The "Singularity Moment" of Perp DEX: How Did Hyperliquid Kick Open the Door for On-Chain Derivatives?

  • 2025-09-27

 

The on-chain derivatives market has been oscillating between idealism and reality over the past five years. Although "derivatives are the holy grail of DeFi" has become an industry consensus, limitations in performance and high costs have forced perp DEXs to make difficult trade-offs between "decentralization" and "smooth user experience." The AMM model represented by GMX addressed the issue of accessibility but struggled to compete with centralized exchanges (CEXs) in terms of liquidity and speed. Meanwhile, dYdX attempted an on-chain order book model but never fully overcame performance bottlenecks. The collapse of FTX once drove a surge of users to on-chain derivatives, but the momentum soon faded due to inadequate user experience.

Hyperliquid broke this deadlock. Instead of relying on existing public blockchains, it built its own dedicated L1 appchain based on Arbitrum Orbit, running the order book and matching engine entirely on-chain to achieve millisecond-level processing speeds. In other words, users can enjoy a trading experience on-chain that is nearly comparable to CEXs while maintaining the security of self-custody. Since 2023, Hyperliquid has continuously iterated, with cumulative trading volume surpassing $2.7 trillion to date, and its revenue levels even exceeding those of some second-tier CEXs, fully validating the market's genuine demand.

Even more groundbreaking is the HIP-3 proposal. It allows any user staking 1 million HYPE tokens to freely deploy contract markets, thereby expanding trading instruments to include stocks, forex, commodities, and even prediction markets. This marks the first time the boundary between DeFi and TradFi has been genuinely broken, enabling global users to access core traditional financial assets in a permissionless manner.

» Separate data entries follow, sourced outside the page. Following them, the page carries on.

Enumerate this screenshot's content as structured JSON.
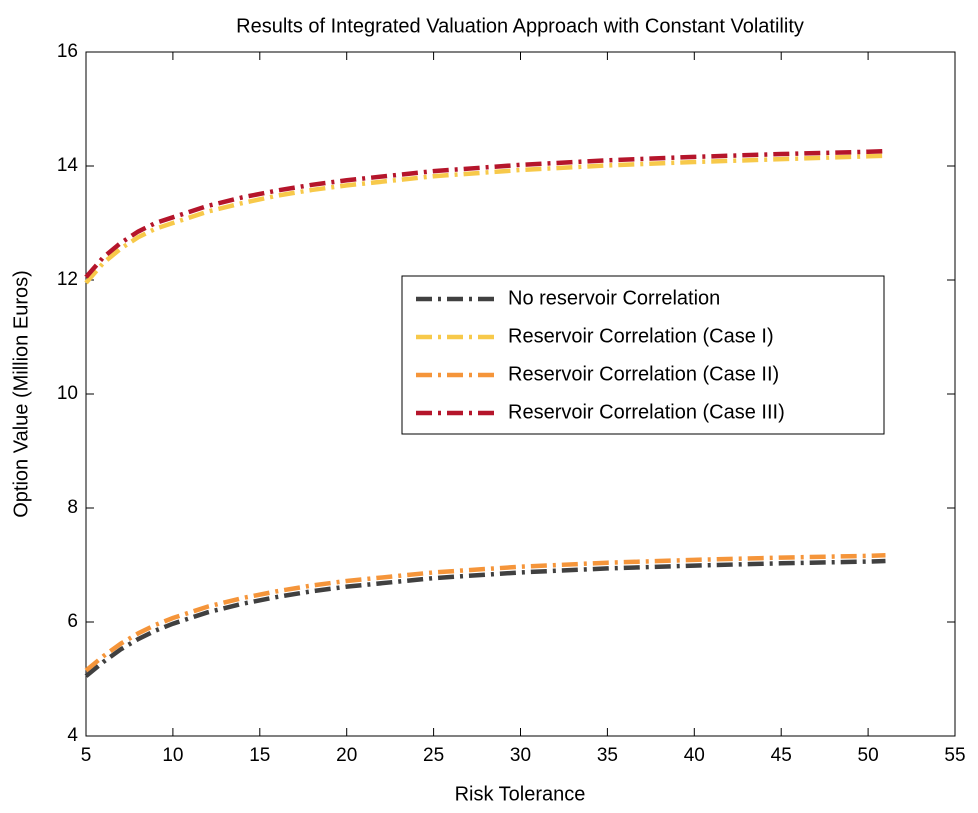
{
  "chart_data": {
    "type": "line",
    "title": "Results of Integrated Valuation Approach with Constant Volatility",
    "xlabel": "Risk Tolerance",
    "ylabel": "Option Value (Million Euros)",
    "x": [
      5,
      6,
      7,
      8,
      9,
      10,
      12,
      14,
      16,
      18,
      20,
      25,
      30,
      35,
      40,
      45,
      50,
      51
    ],
    "series": [
      {
        "name": "No reservoir Correlation",
        "color": "#404040",
        "values": [
          5.05,
          5.3,
          5.52,
          5.7,
          5.85,
          5.97,
          6.17,
          6.32,
          6.44,
          6.54,
          6.62,
          6.77,
          6.87,
          6.94,
          6.99,
          7.03,
          7.06,
          7.07
        ]
      },
      {
        "name": "Reservoir Correlation (Case I)",
        "color": "#f7c94a",
        "values": [
          11.95,
          12.3,
          12.55,
          12.75,
          12.9,
          13.0,
          13.2,
          13.35,
          13.48,
          13.58,
          13.66,
          13.82,
          13.93,
          14.01,
          14.07,
          14.12,
          14.17,
          14.18
        ]
      },
      {
        "name": "Reservoir Correlation (Case II)",
        "color": "#f5953a",
        "values": [
          5.15,
          5.4,
          5.62,
          5.8,
          5.95,
          6.07,
          6.27,
          6.42,
          6.54,
          6.64,
          6.72,
          6.87,
          6.97,
          7.04,
          7.09,
          7.13,
          7.16,
          7.17
        ]
      },
      {
        "name": "Reservoir Correlation (Case III)",
        "color": "#b5152b",
        "values": [
          12.05,
          12.4,
          12.65,
          12.85,
          13.0,
          13.1,
          13.3,
          13.45,
          13.57,
          13.67,
          13.75,
          13.91,
          14.02,
          14.1,
          14.16,
          14.21,
          14.25,
          14.26
        ]
      }
    ],
    "xlim": [
      5,
      55
    ],
    "xticks": [
      5,
      10,
      15,
      20,
      25,
      30,
      35,
      40,
      45,
      50,
      55
    ],
    "ylim": [
      4,
      16
    ],
    "yticks": [
      4,
      6,
      8,
      10,
      12,
      14,
      16
    ],
    "grid": false,
    "legend": "right",
    "line_style": "dash-dot"
  }
}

However, Hyperliquid is not without weaknesses. Its cross-chain bridge relies on a 3/4 multi-signature mechanism, posing potential centralization risks that cannot be overlooked. Its treasury strategy is not principal-guaranteed, meaning high returns come with the possibility of capital loss. Additionally, smart contract vulnerabilities, oracle failures, and liquidation risks during extreme market conditions pose challenges to the platform's stability. More importantly, it has yet to face major compliance and security tests, and the光环 of rapid growth often obscures underlying risks.

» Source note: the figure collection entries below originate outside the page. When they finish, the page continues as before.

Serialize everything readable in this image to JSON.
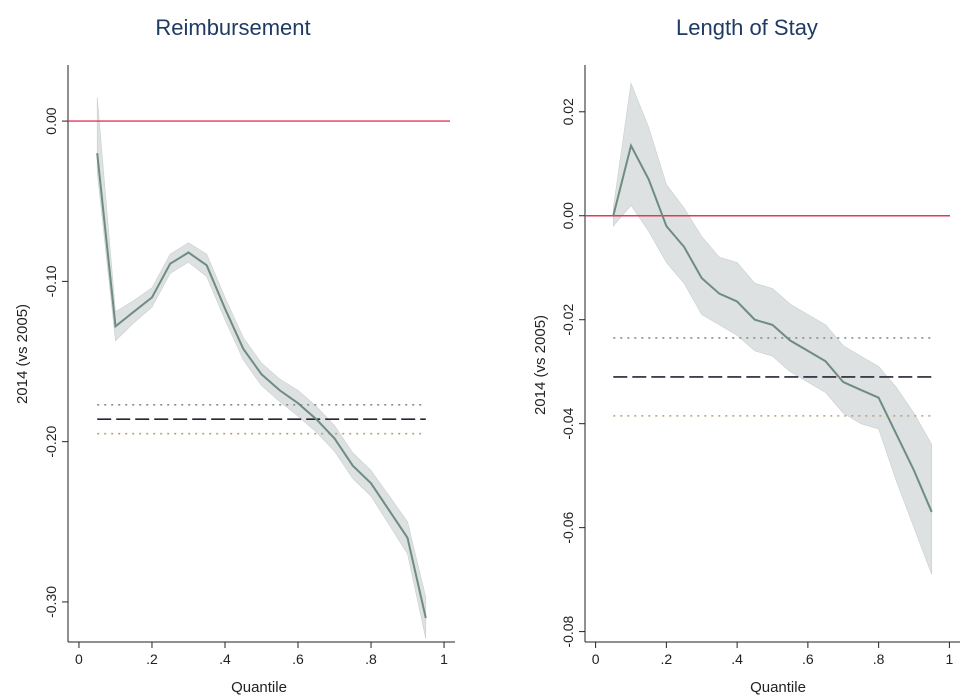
{
  "chart_data": [
    {
      "type": "line",
      "title": "Reimbursement",
      "xlabel": "Quantile",
      "ylabel": "2014 (vs 2005)",
      "xlim": [
        -0.03,
        1.03
      ],
      "ylim": [
        -0.325,
        0.035
      ],
      "xticks": [
        0,
        0.2,
        0.4,
        0.6,
        0.8,
        1
      ],
      "xtick_labels": [
        "0",
        ".2",
        ".4",
        ".6",
        ".8",
        "1"
      ],
      "yticks": [
        0.0,
        -0.1,
        -0.2,
        -0.3
      ],
      "ytick_labels": [
        "0.00",
        "-0.10",
        "-0.20",
        "-0.30"
      ],
      "x": [
        0.05,
        0.1,
        0.15,
        0.2,
        0.25,
        0.3,
        0.35,
        0.4,
        0.45,
        0.5,
        0.55,
        0.6,
        0.65,
        0.7,
        0.75,
        0.8,
        0.85,
        0.9,
        0.95
      ],
      "series": [
        {
          "values": [
            -0.02,
            -0.128,
            -0.119,
            -0.11,
            -0.089,
            -0.082,
            -0.09,
            -0.117,
            -0.142,
            -0.158,
            -0.168,
            -0.176,
            -0.186,
            -0.198,
            -0.215,
            -0.226,
            -0.243,
            -0.26,
            -0.31
          ],
          "ci_lower": [
            -0.032,
            -0.137,
            -0.126,
            -0.116,
            -0.095,
            -0.088,
            -0.097,
            -0.124,
            -0.149,
            -0.165,
            -0.175,
            -0.184,
            -0.194,
            -0.206,
            -0.223,
            -0.234,
            -0.252,
            -0.27,
            -0.323
          ],
          "ci_upper": [
            0.015,
            -0.119,
            -0.112,
            -0.104,
            -0.083,
            -0.076,
            -0.083,
            -0.11,
            -0.135,
            -0.151,
            -0.161,
            -0.168,
            -0.178,
            -0.19,
            -0.207,
            -0.218,
            -0.234,
            -0.25,
            -0.297
          ],
          "color": "#6e8c80",
          "band_color": "#dde1e1"
        }
      ],
      "hlines": [
        {
          "y": 0.0,
          "style": "solid",
          "color": "#e8355f"
        },
        {
          "y": -0.177,
          "style": "dotted",
          "color": "#8a8f86"
        },
        {
          "y": -0.186,
          "style": "dashed",
          "color": "#2b2333"
        },
        {
          "y": -0.195,
          "style": "dotted",
          "color": "#b8a07a"
        }
      ],
      "grid": false
    },
    {
      "type": "line",
      "title": "Length of Stay",
      "xlabel": "Quantile",
      "ylabel": "2014 (vs 2005)",
      "xlim": [
        -0.03,
        1.03
      ],
      "ylim": [
        -0.082,
        0.029
      ],
      "xticks": [
        0,
        0.2,
        0.4,
        0.6,
        0.8,
        1
      ],
      "xtick_labels": [
        "0",
        ".2",
        ".4",
        ".6",
        ".8",
        "1"
      ],
      "yticks": [
        0.02,
        0.0,
        -0.02,
        -0.04,
        -0.06,
        -0.08
      ],
      "ytick_labels": [
        "0.02",
        "0.00",
        "-0.02",
        "-0.04",
        "-0.06",
        "-0.08"
      ],
      "x": [
        0.05,
        0.1,
        0.15,
        0.2,
        0.25,
        0.3,
        0.35,
        0.4,
        0.45,
        0.5,
        0.55,
        0.6,
        0.65,
        0.7,
        0.75,
        0.8,
        0.85,
        0.9,
        0.95
      ],
      "series": [
        {
          "values": [
            0.0,
            0.0135,
            0.007,
            -0.002,
            -0.006,
            -0.012,
            -0.015,
            -0.0165,
            -0.02,
            -0.021,
            -0.024,
            -0.026,
            -0.028,
            -0.032,
            -0.0335,
            -0.035,
            -0.042,
            -0.049,
            -0.057
          ],
          "ci_lower": [
            -0.002,
            0.002,
            -0.003,
            -0.009,
            -0.013,
            -0.019,
            -0.021,
            -0.023,
            -0.026,
            -0.027,
            -0.03,
            -0.032,
            -0.034,
            -0.038,
            -0.04,
            -0.041,
            -0.051,
            -0.06,
            -0.069
          ],
          "ci_upper": [
            0.0015,
            0.0255,
            0.017,
            0.006,
            0.0015,
            -0.004,
            -0.008,
            -0.009,
            -0.013,
            -0.014,
            -0.017,
            -0.019,
            -0.021,
            -0.025,
            -0.027,
            -0.029,
            -0.033,
            -0.038,
            -0.044
          ],
          "color": "#6e8c80",
          "band_color": "#dde1e1"
        }
      ],
      "hlines": [
        {
          "y": 0.0,
          "style": "solid",
          "color": "#e8355f"
        },
        {
          "y": -0.0235,
          "style": "dotted",
          "color": "#8a8f86"
        },
        {
          "y": -0.031,
          "style": "dashed",
          "color": "#2b2333"
        },
        {
          "y": -0.0385,
          "style": "dotted",
          "color": "#b8a07a"
        }
      ],
      "grid": false
    }
  ]
}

Overall, Hyperliquid’s rise not only proves the real demand for on-chain derivatives but also demonstrates the immense value of architectural innovation. It may not be the ultimate solution, but it has undoubtedly opened a new door for perp DEXs. In the future, as more projects explore and compete in this space, there remains an opportunity for the next giant that could reshape the DeFi landscape to emerge.